A Comparison of two different jet algorithms for the top mass reconstruction at the LHC
Michael H. Seymour, Christopher Tevlin
TL;DR
The paper evaluates two jet algorithms—the mid-point iterating cone and the k_T clustering algorithm—for reconstructing the top quark mass in LHC ttbar events. It leverages the additional information in cluster-merging scales via a Fisher discriminant to decide jet multiplicity and compares performance using MC@NLO/HERWIG/JIMMY and ALPGEN MLM-generated samples. Key findings show that cone jets have better mass resolution while k_T jets exhibit different dominant systematics (ISR/UE) compared to FSR-dominated cone systematics; importantly, their systematic errors are largely complementary.
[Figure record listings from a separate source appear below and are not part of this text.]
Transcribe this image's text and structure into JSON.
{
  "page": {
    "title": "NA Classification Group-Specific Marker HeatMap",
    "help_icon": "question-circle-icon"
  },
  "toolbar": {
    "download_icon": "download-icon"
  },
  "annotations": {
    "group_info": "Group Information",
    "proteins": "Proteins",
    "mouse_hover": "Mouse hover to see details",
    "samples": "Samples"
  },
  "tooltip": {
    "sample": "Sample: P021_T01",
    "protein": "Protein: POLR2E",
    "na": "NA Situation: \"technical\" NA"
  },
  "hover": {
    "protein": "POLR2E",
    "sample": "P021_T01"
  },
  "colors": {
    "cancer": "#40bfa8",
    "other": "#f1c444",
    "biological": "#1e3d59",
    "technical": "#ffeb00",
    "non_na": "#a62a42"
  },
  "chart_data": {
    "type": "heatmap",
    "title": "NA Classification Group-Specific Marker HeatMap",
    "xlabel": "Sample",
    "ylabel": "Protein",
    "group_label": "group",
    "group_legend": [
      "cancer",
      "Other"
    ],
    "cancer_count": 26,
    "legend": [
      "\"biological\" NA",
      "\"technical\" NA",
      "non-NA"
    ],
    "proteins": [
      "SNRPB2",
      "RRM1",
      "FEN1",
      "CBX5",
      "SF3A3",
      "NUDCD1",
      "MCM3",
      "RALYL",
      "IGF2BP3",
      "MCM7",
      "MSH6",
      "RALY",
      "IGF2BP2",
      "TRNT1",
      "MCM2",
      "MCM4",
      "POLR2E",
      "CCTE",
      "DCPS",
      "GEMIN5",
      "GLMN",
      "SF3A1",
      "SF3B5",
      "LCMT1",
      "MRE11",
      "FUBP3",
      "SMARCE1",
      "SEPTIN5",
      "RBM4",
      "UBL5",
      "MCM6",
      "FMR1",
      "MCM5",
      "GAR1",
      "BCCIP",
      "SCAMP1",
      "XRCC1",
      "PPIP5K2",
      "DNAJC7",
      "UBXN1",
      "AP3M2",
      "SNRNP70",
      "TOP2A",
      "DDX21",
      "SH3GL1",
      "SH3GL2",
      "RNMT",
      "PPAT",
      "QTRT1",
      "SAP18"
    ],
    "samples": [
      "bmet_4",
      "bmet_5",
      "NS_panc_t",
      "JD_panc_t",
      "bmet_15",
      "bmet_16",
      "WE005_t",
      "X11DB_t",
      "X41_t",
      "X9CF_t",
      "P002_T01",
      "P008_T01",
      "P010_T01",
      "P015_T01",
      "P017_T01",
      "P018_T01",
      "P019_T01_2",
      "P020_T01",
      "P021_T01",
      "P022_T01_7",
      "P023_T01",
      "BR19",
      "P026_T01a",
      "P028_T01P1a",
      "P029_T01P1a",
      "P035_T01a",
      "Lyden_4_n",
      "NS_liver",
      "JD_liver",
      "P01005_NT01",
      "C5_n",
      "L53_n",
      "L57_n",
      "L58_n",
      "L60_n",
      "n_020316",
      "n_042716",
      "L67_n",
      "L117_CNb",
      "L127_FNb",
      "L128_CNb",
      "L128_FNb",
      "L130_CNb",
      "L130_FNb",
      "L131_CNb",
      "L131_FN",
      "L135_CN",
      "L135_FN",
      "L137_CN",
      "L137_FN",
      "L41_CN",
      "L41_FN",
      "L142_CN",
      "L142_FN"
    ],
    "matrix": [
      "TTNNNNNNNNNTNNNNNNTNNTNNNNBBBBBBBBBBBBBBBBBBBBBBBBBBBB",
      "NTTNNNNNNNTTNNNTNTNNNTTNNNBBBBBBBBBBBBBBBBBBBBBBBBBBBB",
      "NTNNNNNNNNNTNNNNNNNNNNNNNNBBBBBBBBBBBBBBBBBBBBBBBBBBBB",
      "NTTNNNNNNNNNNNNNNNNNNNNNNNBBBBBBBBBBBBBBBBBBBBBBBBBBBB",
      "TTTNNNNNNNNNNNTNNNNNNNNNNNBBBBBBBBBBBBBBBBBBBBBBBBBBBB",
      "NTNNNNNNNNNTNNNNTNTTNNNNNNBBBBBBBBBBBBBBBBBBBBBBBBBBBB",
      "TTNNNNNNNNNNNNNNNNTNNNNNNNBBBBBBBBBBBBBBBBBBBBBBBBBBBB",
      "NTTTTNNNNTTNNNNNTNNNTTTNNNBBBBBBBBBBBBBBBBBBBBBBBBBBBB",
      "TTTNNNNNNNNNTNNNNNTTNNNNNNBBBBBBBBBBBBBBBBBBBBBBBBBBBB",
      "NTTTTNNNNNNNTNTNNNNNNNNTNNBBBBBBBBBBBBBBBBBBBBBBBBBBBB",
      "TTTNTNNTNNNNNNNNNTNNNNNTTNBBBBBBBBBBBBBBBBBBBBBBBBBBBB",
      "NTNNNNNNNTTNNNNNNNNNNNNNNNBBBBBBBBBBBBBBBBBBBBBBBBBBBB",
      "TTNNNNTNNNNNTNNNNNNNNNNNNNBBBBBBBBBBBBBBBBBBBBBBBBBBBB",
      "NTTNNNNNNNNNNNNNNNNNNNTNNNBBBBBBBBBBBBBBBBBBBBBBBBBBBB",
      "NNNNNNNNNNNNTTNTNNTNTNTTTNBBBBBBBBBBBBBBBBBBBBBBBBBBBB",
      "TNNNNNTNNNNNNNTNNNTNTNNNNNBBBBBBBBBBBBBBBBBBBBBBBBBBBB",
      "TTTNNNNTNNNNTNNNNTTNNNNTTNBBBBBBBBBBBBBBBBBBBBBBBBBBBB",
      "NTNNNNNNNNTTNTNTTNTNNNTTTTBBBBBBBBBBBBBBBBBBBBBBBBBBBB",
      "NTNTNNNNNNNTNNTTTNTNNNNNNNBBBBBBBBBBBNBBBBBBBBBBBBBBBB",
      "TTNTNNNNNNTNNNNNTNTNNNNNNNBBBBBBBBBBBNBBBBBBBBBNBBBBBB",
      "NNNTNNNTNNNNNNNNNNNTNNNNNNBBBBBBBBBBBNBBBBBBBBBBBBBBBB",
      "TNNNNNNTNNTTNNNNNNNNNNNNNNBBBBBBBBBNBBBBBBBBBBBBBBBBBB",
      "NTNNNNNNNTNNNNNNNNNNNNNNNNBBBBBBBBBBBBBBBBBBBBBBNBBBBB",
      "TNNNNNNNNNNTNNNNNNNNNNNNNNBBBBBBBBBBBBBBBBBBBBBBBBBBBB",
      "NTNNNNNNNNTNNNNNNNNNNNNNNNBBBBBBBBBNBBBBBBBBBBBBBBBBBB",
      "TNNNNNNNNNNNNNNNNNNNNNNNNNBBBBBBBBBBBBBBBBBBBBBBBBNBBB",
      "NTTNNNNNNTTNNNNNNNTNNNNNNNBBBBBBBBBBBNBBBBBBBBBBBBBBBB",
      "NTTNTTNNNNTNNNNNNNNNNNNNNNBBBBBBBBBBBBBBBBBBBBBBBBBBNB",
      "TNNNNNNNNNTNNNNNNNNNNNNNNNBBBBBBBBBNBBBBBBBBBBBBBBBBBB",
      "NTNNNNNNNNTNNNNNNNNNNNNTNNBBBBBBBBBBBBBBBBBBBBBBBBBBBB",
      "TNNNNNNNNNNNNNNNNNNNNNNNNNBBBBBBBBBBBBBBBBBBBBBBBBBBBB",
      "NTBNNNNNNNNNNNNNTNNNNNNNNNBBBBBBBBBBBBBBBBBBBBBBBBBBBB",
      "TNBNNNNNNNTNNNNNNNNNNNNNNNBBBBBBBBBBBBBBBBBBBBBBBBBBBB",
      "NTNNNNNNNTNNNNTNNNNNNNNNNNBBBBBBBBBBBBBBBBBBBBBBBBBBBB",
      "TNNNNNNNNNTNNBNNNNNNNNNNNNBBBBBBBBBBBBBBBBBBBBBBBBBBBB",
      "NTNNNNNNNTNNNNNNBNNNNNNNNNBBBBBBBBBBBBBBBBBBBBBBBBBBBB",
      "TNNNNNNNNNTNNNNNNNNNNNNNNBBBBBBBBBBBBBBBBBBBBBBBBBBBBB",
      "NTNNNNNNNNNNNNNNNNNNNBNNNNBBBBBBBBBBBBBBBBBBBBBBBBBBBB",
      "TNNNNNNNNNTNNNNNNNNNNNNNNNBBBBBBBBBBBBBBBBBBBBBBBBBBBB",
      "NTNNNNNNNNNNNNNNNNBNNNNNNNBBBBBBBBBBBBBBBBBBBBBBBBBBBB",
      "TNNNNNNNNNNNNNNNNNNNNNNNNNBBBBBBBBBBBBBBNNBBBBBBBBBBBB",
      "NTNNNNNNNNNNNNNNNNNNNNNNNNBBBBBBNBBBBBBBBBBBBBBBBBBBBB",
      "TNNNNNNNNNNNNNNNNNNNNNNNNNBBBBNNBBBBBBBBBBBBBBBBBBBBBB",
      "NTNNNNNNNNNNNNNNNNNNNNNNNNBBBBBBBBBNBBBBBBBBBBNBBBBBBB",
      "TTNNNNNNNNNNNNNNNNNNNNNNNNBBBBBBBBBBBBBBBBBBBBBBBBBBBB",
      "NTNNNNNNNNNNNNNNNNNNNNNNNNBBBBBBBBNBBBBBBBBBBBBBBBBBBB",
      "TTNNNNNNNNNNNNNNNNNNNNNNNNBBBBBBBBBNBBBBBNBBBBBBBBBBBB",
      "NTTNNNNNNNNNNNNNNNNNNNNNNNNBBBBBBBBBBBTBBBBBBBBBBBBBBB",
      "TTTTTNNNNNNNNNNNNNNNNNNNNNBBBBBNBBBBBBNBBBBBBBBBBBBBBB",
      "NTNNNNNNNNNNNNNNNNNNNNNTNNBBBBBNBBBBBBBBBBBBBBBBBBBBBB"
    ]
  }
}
The study suggests that combining information from both algorithms could yield a more precise top mass measurement at the LHC and better constrain non-perturbative effects such as hadronisation and the underlying event.
Abstract
We compare the abilities of the cluster-type jet algorithm, KtJet, and a mid-point iterating cone algorithm to reconstruct the top mass at the LHC. We discuss the information contained in the merging scales of cluster-type algorithms, and how this can be used in experimental analyses, as well as the different sources of systematic errors for the two algorithms. We find that the sources of systematic error are different for the two algorithms, which may help to better constrain the systematic error on the top mass at the LHC.